After I thought I understood memory manager after all, this comes along. I have a behavior I can’t understand or explain. Let’s see if anyone can solve the puzzle.
You have a machine, lets say with 8GB Ram. You only run a small number of process on that machine and you want to add another service.
You run free -m and it looks like this:
total used free shared buffers cached Mem: 7980 4814 3165 0 1 4593 -/+ buffers/cache: 220 7759 Swap: 1759 0 1759
And you think hey, no problem a lot of free memory available. 220MB “real used” memory and 7759MB “freeable memory”. Let’s bring it on.
You start you application (I use memhog from numactl) which eats 4G of RAM and gives you a OOM.
Who knows why?
(The solution is attached as base64 encoded block) To get a peek simple execute the block in a shell.
cat << EOF | openssl base64 -d VGhlIHByb2JsZW0gbGllcyBpbiB0aGUgZmFjdCB0aGF0IHRlbXBmcyBpbiAvZGV2 L3NobSBpcyBmdWxsLgpXaHkgdGhlIGNvbnRlbnQgb2YgL2Rldi9zaG0vIGlzIGNv bnNpZGVyZWQgY2FjaGUgYW5kIG5vdCB1c2VkIGlzIGJleW9uZCBtZS4gQnV0IGl0 IGlzIHRoaXMgd2F5LgoK EOF
I would still love an explanation why it is that way.
I had the same behaviour on F18.
Did you open a ticket on Bugzilla ?
BR
/f
Hi FHornain,
I don’t think it is a bug. Because this behavior occurs on everything from RHEL5 to F18 and F19Alpha. But maybe it is a bug. Have search BZ for this but nothing yet.
I would say that it is a bug; tempfs can not be reclaimed, so it should not be counted as buffer/cache.
This is true, and obvious when you consider it: The pages in tmpfs are cached file pages just like everything else in cache. What’s different is there’s no backing store to flush them to or retrieve them from. So you can think of tmpfs as a normal filesystem where the disk always responds to all read requests with zeroes and always responds to write requests by throwing the data away and returning success. Consequently tmpfs cache pages can’t be evicted because they can’t be read back consistently.
The other issue with considering cache “freeable” is that dirty cache pages have to be laundered before freeing, and most commands don’t make a distinction. It usually takes some pretty intense IO workload to have enough dirty cache pages that you care, but it does happen.
try editing /etc/sysctl.conf
vm.overcommit_ratio=100
vm.overcommit_memory=2
reboot. and try again.
The above will allocate memory + swap.
If the OS can’t allocate memory it informs the calling program it can’t. ie.e. malloc will return an error.
By default Linux will allocate unlimited amount of memory. It assumes you are not going to use it. If you do in fact use it (write to it) and there is not enough memory or swap available to satisfy your request, *then* the oom-killer gets called and nukes semi random processes.

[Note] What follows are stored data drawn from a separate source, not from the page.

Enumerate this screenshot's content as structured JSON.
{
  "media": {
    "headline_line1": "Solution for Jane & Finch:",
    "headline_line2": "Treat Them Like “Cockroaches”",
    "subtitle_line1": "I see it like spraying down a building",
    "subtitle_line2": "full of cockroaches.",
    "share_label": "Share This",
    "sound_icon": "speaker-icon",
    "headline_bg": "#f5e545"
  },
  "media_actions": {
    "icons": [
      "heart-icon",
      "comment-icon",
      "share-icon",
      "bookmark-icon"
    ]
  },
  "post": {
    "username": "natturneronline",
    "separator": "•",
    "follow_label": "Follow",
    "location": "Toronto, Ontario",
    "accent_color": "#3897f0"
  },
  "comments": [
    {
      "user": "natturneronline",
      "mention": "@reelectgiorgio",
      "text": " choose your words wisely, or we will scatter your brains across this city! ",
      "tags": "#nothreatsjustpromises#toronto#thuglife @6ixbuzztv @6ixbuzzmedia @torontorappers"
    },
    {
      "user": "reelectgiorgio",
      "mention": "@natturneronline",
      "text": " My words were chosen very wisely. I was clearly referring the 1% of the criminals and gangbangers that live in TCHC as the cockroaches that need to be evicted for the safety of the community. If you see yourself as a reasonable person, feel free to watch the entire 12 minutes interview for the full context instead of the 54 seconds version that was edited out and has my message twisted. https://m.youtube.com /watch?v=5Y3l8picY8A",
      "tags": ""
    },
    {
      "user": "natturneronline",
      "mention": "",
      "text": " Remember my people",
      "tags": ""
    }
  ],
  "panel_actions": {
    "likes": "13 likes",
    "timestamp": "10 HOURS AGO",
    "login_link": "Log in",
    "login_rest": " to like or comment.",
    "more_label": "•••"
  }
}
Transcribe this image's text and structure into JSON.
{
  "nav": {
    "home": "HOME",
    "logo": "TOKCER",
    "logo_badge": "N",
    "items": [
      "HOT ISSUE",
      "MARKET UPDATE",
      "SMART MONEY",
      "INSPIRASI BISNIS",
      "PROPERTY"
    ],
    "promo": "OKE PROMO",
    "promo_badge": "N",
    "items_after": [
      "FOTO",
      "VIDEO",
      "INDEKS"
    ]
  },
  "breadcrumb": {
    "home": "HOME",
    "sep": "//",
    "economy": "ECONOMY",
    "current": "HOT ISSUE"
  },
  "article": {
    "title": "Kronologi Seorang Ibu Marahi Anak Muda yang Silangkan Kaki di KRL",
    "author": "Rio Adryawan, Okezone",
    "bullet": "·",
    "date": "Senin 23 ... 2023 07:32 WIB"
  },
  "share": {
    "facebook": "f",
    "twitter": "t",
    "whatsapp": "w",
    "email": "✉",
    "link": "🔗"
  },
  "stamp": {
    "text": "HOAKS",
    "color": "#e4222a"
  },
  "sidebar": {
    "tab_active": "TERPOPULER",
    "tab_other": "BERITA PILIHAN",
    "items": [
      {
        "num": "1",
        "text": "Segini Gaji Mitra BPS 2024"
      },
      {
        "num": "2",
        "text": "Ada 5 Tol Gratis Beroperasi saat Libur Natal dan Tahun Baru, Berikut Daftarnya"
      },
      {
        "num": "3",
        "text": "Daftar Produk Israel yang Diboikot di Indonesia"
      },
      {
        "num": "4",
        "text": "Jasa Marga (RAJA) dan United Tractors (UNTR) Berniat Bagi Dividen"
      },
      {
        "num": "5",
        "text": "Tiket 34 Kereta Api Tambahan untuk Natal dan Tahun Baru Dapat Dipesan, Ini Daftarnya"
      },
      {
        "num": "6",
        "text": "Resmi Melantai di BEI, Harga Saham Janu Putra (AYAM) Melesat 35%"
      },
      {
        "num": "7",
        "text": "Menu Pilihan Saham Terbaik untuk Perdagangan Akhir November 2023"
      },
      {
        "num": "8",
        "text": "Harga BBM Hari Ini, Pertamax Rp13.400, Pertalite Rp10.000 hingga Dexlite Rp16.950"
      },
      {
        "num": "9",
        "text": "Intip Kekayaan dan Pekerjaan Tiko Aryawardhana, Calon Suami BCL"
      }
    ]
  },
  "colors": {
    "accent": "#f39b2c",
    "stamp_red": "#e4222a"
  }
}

The above change says don’t allocate memory you don’t have (>real+swap). I believe this is the more traditional Unix way of allocating memory.
I might be wrong, but that is how I understand it, Give it a go and see what happens.
No need to reboot. After changing sysctl.conf, just activate it with sysctl -p /etc/sysctl.conf.
Though, if those settings are restricting your active environment too much, you might as well have rebooted the machine 🙂 (same as deactivating a swap partition)